I don't know how long I've been sitting on the toilet in the bathroom but it's been a while.

I usually have to pee all the time but today is a different story.

I got home from doing some office work at the music school a few hours ago, and was starving. When I walked in the door I wanted to grab myself some peanut butter and potato chips, my latest craving. But instead of heading to the kitchen, I saw Gina and Nini cuddling on the couch watching my favorite show, The OC. And I may or may not have yelled at them and told them how angry I was at them for watching it without me. Then I swore and yelled at Gina to get the fuck out of my apartment and stop ruining my happy mood.

I think I scared her away with my mood swings.

She's one of my best friends and supporters.

And she introduced me to Big Red too.

I owe my friends a lot for supporting me during this hard time.

And I ran to the bathroom instead of apologizing to her because I felt nauseous after I yelled at the two girls who I call my best friends.

I didn't throw up though. I've just been sitting on the toilet with the lid down, thinking about what life would be like if E.J and I lived together and supported our baby.

Did we stay together longer than we should?

I keep telling myself we had something special but I don't know now.

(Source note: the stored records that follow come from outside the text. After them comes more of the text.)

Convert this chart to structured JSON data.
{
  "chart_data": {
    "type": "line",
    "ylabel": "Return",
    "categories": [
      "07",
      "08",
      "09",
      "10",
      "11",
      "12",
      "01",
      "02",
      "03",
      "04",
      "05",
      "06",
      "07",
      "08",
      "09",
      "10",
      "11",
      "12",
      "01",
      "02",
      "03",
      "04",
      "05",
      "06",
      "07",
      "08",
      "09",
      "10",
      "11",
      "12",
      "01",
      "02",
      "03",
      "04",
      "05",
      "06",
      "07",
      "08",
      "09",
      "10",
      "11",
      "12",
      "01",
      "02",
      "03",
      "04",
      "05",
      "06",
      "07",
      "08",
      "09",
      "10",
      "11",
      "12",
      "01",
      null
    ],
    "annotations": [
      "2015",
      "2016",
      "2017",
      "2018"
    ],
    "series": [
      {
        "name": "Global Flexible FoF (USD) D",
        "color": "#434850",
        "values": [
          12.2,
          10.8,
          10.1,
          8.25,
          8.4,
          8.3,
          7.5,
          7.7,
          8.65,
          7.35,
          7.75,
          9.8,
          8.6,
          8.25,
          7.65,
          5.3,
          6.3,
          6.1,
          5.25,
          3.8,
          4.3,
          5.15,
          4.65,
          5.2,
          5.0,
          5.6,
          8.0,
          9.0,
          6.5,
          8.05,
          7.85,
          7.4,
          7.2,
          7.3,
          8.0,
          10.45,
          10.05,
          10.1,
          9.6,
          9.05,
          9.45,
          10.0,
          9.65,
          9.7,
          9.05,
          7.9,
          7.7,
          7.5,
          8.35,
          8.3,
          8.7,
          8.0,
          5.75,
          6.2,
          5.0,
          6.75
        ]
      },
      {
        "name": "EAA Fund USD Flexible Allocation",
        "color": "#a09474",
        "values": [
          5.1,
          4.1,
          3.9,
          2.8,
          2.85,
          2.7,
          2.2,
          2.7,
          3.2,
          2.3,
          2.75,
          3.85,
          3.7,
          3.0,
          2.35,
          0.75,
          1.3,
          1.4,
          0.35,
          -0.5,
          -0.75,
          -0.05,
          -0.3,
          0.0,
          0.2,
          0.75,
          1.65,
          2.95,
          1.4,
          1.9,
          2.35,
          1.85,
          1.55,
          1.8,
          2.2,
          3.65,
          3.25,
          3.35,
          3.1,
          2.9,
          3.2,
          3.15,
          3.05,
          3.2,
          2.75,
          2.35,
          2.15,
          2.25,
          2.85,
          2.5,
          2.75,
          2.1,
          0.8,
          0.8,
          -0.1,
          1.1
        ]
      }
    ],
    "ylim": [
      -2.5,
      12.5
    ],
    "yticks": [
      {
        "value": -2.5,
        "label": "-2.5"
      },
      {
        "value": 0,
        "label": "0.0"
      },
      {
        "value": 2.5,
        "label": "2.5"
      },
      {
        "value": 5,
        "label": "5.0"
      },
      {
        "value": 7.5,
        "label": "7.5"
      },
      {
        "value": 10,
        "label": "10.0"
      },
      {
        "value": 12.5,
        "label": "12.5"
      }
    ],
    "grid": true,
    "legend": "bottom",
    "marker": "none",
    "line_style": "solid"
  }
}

Maybe, we were just a stupid young in love couple who were never meant to last long anyway?

Oh and it feels like summertime outside now so wearing XXL hoodies is really tough now.

Nini is probably mad at me too because she looked frightened when my mood changed from hungry to angry and outrageously mad in seconds.

I also never raise my voice because it could hurt my vocal chords.

I don't know why my mood swings are so bad all of a sudden.

Being pregnant is really tiring. I don't know how my mom did it.

"Ricky, I wanted to give you some alone time. Are you okay? Do you want something to eat?" I hear a soft knock come from the other side of the bathroom door and Nini's soft voice as she leans against the other side of the door.

I don't know if I'm okay.

I yelled at two of my best friends and swore at one of them never to step foot in my apartment again.

Instead of replying, I wipe a few of my tears that have fallen with toilet paper and get up to wash my hands by the sink and admire my bump.

I look like a fat man who is just sad all the time.

I'm only happy when I'm around my friends and family or when I'm at the music school with kids that's it.

I hate these long 9 months.

"I'm sorry Nini." I open the bathroom door and fall into her arms giving her a big hug.

Oh no.

Cue the waterworks again.

I hate mood swings. More tears and feeling not great.

"Hey, it's okay. It's not your fault that you get mood swings. Don't cry Ricky. It's not the end of the world. You should really be apologizing to Gina though. She went home a while ago to get ready to teach a dance class." I feel Nini rub circles on my back as I lean my bump into her chest giving her a hug.